Pour mieux entendre la génération primitive du charbon de terre et développer sa composition, il faut se rappeler tous les degrés, et même tâcher de suivre les nuances de la décomposition des végétaux, soit à l’air, soit dans l’eau : les feuilles, les herbes et les bois abandonnés et gisants sur la terre commencent par fermenter ; et, s’ils sont accumulés en masses, cette effervescence est assez forte pour les échauffer au point qu’ils brûlent ou s’enflamment d’eux-mêmes ; l’effervescence développe donc toutes les parties du feu fixe que les végétaux contiennent, et ces parties ignées étant une fois enlevées, le terreau produit par la décomposition de ces végétaux n’est qu’une espèce de terre qui n’est plus combustible, parce qu’elle a perdu, et pour ainsi dire exhalé dans l’air les principes de sa combustibilité. Dans l’eau, la décomposition est infiniment plus lente, l’effervescence insensible, et ces mêmes végétaux conservent très longtemps, et peut-être à jamais, les principes combustibles qu’ils auraient en très peu de temps perdus dans l’air : les tourbes nous représentent cette première décomposition des végétaux dans l’eau ; la plupart ne contiennent pas de bitume et ne laissent pas de brûler. Il en est de même de tous ces bois fossiles noirs et luisants, qui sont décomposés au point de ne pouvoir en reconnaître les espèces, et qui cependant ont conservé assez de leurs principes inflammables pour brûler, et qui ne donnent en brûlant aucune odeur de bitume : mais, lorsque ces bois ont été longtemps enfouis ou submergés, ils se sont bituminisés d’eux-mêmes par le mélange de leur huile avec les acides ; et quand ces mêmes bois se sont trouvés sous des couches de terres mêlées de pyrites ou abreuvées de sucs vitrioliques, ils sont devenus pyriteux, et dans cet état ils donnent en brûlant une forte odeur de soufre.
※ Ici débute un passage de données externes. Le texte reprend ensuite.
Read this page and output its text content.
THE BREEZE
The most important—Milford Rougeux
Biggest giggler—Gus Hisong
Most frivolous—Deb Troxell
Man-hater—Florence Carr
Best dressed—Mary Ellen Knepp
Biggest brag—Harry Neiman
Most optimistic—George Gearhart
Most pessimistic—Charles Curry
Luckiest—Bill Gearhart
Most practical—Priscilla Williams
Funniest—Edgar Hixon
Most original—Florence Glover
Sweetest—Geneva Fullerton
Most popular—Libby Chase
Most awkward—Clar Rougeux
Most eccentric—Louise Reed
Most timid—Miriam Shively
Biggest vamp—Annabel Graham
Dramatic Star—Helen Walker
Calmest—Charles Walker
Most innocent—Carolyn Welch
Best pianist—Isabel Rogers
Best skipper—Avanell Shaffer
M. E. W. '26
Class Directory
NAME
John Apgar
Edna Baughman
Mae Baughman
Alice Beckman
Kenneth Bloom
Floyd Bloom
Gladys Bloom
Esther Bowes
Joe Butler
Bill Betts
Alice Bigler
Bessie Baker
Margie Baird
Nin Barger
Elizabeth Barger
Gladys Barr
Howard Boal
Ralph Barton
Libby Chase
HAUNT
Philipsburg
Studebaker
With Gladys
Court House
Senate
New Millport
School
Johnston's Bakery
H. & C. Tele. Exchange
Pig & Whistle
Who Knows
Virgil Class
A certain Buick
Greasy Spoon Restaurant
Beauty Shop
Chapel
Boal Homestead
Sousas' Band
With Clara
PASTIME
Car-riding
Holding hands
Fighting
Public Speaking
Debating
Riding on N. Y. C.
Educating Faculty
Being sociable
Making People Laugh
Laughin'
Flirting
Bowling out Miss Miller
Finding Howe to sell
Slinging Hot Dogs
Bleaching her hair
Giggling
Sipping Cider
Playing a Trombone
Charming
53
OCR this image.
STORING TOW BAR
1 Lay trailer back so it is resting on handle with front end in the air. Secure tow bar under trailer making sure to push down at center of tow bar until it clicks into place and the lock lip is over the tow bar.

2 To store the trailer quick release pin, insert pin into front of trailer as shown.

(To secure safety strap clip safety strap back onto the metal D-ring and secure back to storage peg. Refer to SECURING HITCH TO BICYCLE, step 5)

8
En suivant cette décomposition des végétaux sur la terre, nous verrons que les herbes, les roseaux et même les bois légers et tendres, tels que les peupliers, les saules, donnent en se pourrissant un terreau noir tout semblable à la terre que l’on trouve souvent par petits lits très minces au-dessus des mines de charbon, tandis que les bois solides, tels que le chêne, le hêtre, conservent de la solidité, même en se décomposant, et forment ces couches de bois fossiles qui se trouvent aussi très souvent au-dessus des mines de charbon ; enfin le terreau, par succession de temps, se change en limon ou terre végétale qui est le dernier résidu de la décomposition de tous les êtres organisés : l’observation m’a encore démontré cette vérité[1] ; mais tout le terreau dont la décomposition se sera faite lentement, et qui, ne s’étant pas trouvé accumulé en grandes masses, n’aura par conséquent pas perdu la totalité de ses principes combustibles par une prompte fermentation, et le limon, qui n’est que le terreau même seulement plus atténué, aura aussi conservé une partie de ces mêmes principes. Le terreau, en se changeant en limon, de noir devient jaune ou roux par la dissolution du fer qu’il contient ; il devient aussi onctueux et pétrissable par le développement de son huile végétale : dès lors, tout terreau et même tout limon, n’étant que les résidus des substances végétales, ont également retenu plus ou moins de leurs principes combustibles ; et ce sont les couches anciennes de ces mêmes bois, terreaux et limons, lesquelles se présentent aujourd’hui sous la forme de tourbe, de bois fossile, de houille et de charbon ; car il est encore nécessaire, pour éviter toute confusion, de distinguer ici ces deux dernières matières, quoique la plupart des écrivains aient employé leurs noms comme synonymes ; mais nous n’adopterons, avec M. de Gensane, celui de houille[2] que pour ces terres noires et combustibles qui se trouvent souvent au-dessus, et

  1. Voyez l’article précédent, qui a pour titre : De la terre végétale.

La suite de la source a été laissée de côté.